With joyous shouts, the two mages donned their robes and broke into a run toward the city of mages and their futures. The rugged mountain road gave way to a beautiful tree-lined avenue. Straight as an arrow, it sloped sharply downward, headed directly through a gate topped by minarets. It appeared to end at a palatial estate in the center of the city. Guerrand and Lyim stood at the gate of the outer wall, with a stunning
view of the city laid out before them.

“Home was never like this, eh?” Lyim declared.

“It still isn’t.” Both apprentices looked at each other, wondering who had spoken.

A tall, slim young woman stepped forward from behind a tree. She wore a sleeveless, shimmering gown of rose, gathered just beneath her breasts in the classic style. Curly tendrils of shiny golden-red hair ringed her face, its bulk caught up in a coil high on the back of her head. A thick silver arm bracelet in the shape of a snake encircled the flawlessly tanned flesh of her right bicep. Guerrand found himself thinking she was as perfectly beautiful as Lyim.

“I am Esme. Justarius sent me to introduce one apprentice mage named Guerrand to Palanthas.”

“How did you know we were here?” asked Lyim.

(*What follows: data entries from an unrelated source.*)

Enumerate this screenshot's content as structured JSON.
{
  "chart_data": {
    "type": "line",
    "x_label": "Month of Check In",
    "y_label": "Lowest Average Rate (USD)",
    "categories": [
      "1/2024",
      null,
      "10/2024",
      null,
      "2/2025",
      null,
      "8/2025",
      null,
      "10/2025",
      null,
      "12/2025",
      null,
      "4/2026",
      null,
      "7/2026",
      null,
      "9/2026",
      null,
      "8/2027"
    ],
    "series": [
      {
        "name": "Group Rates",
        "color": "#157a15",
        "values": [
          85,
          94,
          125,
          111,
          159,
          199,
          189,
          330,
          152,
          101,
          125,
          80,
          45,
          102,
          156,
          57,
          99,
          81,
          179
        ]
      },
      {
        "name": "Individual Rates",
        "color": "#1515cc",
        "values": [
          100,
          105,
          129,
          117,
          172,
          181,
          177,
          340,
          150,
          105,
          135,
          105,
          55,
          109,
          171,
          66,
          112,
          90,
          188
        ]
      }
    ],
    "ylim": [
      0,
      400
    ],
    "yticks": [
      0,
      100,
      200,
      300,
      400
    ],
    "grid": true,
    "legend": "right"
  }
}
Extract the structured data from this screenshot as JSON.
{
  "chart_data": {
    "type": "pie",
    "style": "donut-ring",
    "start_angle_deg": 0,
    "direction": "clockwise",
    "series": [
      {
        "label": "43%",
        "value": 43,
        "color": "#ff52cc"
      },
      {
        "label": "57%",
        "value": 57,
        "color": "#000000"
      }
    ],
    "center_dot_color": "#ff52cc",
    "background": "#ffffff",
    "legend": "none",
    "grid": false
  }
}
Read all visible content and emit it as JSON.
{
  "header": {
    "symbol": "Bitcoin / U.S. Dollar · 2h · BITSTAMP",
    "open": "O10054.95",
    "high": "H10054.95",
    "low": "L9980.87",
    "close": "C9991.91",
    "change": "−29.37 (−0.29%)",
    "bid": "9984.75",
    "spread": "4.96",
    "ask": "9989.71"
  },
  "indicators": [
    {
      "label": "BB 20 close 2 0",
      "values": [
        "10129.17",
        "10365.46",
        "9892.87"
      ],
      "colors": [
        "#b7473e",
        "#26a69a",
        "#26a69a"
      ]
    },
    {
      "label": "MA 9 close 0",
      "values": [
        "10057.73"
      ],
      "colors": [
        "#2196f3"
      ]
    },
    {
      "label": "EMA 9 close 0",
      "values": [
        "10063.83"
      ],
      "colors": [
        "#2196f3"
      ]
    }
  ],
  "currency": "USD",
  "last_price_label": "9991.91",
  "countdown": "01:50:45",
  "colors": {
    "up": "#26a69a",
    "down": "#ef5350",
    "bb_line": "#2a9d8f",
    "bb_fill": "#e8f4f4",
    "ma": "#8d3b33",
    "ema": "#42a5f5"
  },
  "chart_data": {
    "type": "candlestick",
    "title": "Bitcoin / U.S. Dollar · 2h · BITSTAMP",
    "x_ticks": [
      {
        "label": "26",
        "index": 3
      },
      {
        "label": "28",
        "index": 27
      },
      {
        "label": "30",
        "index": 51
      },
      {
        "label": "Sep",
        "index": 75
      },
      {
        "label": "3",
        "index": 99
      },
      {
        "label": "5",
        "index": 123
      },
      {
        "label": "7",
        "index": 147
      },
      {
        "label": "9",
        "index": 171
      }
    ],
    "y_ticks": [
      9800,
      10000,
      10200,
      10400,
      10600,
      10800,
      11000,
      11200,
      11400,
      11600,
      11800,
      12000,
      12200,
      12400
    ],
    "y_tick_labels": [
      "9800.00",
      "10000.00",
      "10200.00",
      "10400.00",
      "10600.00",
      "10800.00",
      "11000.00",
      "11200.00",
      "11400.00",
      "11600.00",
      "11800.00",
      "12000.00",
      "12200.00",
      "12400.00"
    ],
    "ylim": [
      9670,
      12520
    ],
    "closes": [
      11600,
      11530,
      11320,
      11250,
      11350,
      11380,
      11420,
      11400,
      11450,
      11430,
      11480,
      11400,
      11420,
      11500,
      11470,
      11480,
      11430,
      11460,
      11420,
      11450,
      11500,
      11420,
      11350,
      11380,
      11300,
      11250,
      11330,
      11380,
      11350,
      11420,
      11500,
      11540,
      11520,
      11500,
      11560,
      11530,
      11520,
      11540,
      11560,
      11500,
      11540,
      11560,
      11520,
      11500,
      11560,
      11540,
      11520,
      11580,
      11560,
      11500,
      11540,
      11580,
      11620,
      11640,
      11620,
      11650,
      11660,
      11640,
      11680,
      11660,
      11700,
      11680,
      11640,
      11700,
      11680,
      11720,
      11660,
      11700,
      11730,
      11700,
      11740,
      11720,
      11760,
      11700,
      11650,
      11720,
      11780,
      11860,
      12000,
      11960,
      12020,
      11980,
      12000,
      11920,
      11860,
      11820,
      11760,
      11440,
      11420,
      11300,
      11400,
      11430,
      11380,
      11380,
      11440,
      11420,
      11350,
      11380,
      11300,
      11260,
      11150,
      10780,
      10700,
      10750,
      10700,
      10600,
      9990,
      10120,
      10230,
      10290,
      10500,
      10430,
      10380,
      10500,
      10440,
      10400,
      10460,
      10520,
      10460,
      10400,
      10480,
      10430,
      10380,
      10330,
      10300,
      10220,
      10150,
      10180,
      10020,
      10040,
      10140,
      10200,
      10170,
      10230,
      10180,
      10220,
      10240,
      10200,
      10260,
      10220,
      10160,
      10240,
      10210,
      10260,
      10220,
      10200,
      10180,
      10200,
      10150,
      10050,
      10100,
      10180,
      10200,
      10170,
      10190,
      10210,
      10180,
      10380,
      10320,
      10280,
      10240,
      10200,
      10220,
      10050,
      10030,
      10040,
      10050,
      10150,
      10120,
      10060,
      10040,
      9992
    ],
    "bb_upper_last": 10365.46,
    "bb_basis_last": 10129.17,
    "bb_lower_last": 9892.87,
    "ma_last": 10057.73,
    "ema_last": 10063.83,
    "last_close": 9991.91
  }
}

The young woman looked amused. “Magic.” She glanced from one gaping man to the next, an exquisitely shaped brow arched in question. “Which of you would be Guerrand?”

Both apprentices seemed to find their voices at the same time. “Me!” Looking at each other, they laughed.

Esme, however, did not seem to find them amusing now. Maintaining a solemn expression, she asked, “Shall I be forced to guess? Justarius would be most displeased if I chose incorrectly. He despises tomfoolery.”